One of the comments Jake’s brother made at our wedding was about Jake’s tendency to obsess about things. He mentioned how he had a thing for remote control cars. And then he had a thing for something else and he’d obsess about that endlessly. We all laughed at the time, mostly because it was so true. Jake does obsess about things and delve into them wholeheartedly. So much so that it’s as if nothing else exists. He gets to be a complete expert on that particular thing. And then he moves on to the next. Cars, comic books, computers. While this is definitely true about Jake, I’ve been noticing that it’s slightly true about me, too.
I spent five years trying to write novels and short stories. I studied Japanese non-stop for six months and then continued regularly for two more years. I learned to knit and knit anything I could get my hands on. I picked up wire jewelry and made earrings I never wore. I picked up photography and that particular obsession took me all the way to starting a small business.
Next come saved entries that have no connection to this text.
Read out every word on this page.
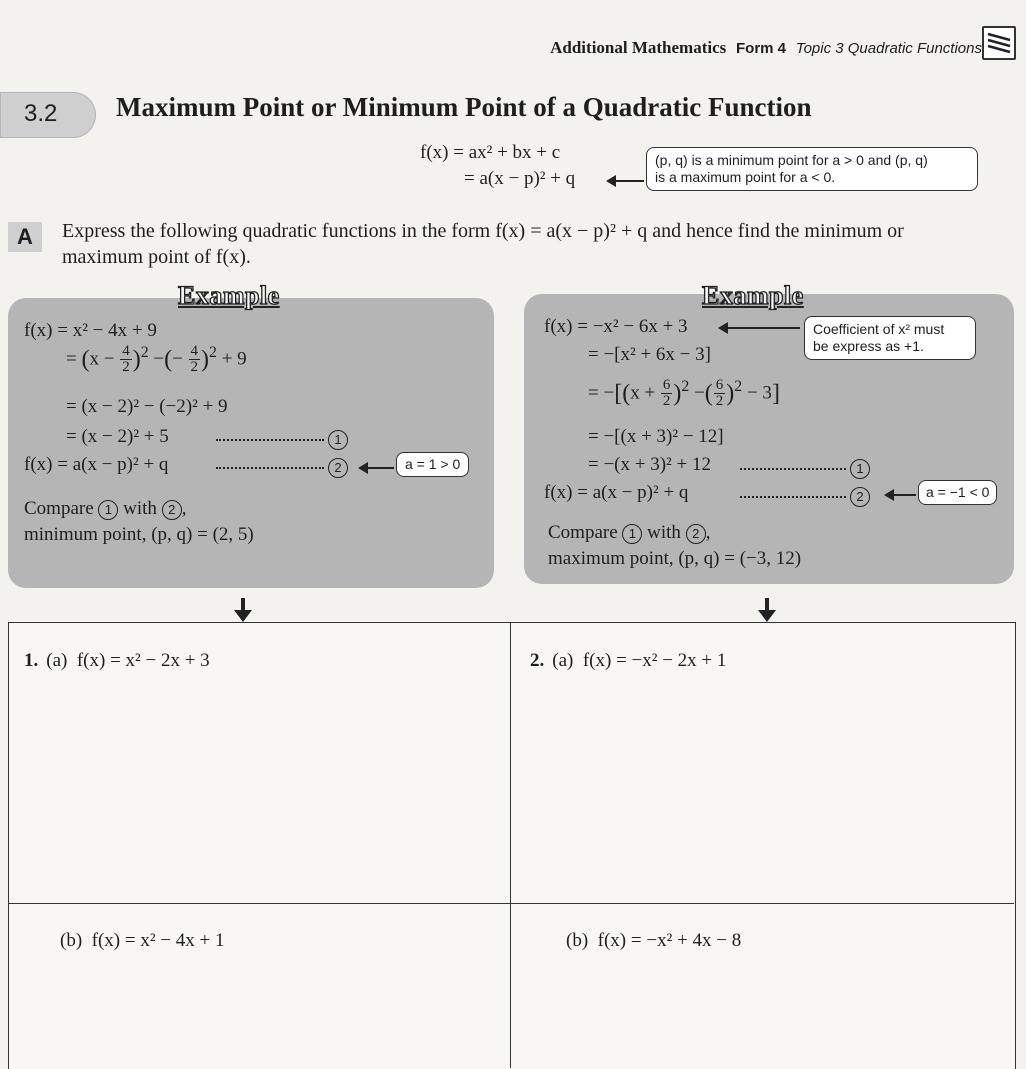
Additional Mathematics Form 4 Topic 3 Quadratic Functions
3.2 Maximum Point or Minimum Point of a Quadratic Function
f(x) = ax² + bx + c
= a(x − p)² + q
(p, q) is a minimum point for a > 0 and (p, q)
is a maximum point for a < 0.
A	Express the following quadratic functions in the form f(x) = a(x − p)² + q and hence find the minimum or
maximum point of f(x).
Example
f(x) = x² − 4x + 9
= $(x - \frac{4}{2} )^2$ −(− $\frac{4}{2} )^2 + 9$
= (x − 2)² − (−2)² + 9
= (x − 2)² + 5	1
f(x) = a(x − p)² + q	2	a = 1 > 0
Compare 1 with 2 ,
minimum point, (p, q) = (2, 5)
Example
f(x) = −x² − 6x + 3	Coefficient of x² must
be express as +1.
= −[x² + 6x − 3]
= $-[(x + \frac{6}{2} )^2$ −( $\frac{6}{2} )^2 - 3$]
= −[(x + 3)² − 12]
= −(x + 3)² + 12	1
f(x) = a(x − p)² + q	2	a = −1 < 0
Compare 1 with 2 ,
maximum point, (p, q) = (−3, 12)
1. (a) f(x) = x² − 2x + 3	2. (a) f(x) = −x² − 2x + 1
(b) f(x) = x² − 4x + 1	(b) f(x) = −x² + 4x − 8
I have always been more breadth oriented than depth, but I still find myself obsessing about things. I find that the initial excitement of learning something new is so intoxicating that I momentarily become unable to think about anything else.
This is also true when I meet new people. I want to know all about them. Their life, their thoughts, their preferences, their ideas of right and wrong. I can talk to them nonstop for several weeks before the newness wears out and I prefer to come up for some air.
I am wondering whether this is a trait particular to people like Jake and me or does everyone experience it to a certain extent. Are we crazy obsessive people or is it just human nature? Does your brain actually secrete something different when you have a new experience or learn something different?
I hope so, cause that way makes me sounds a lot less crazy.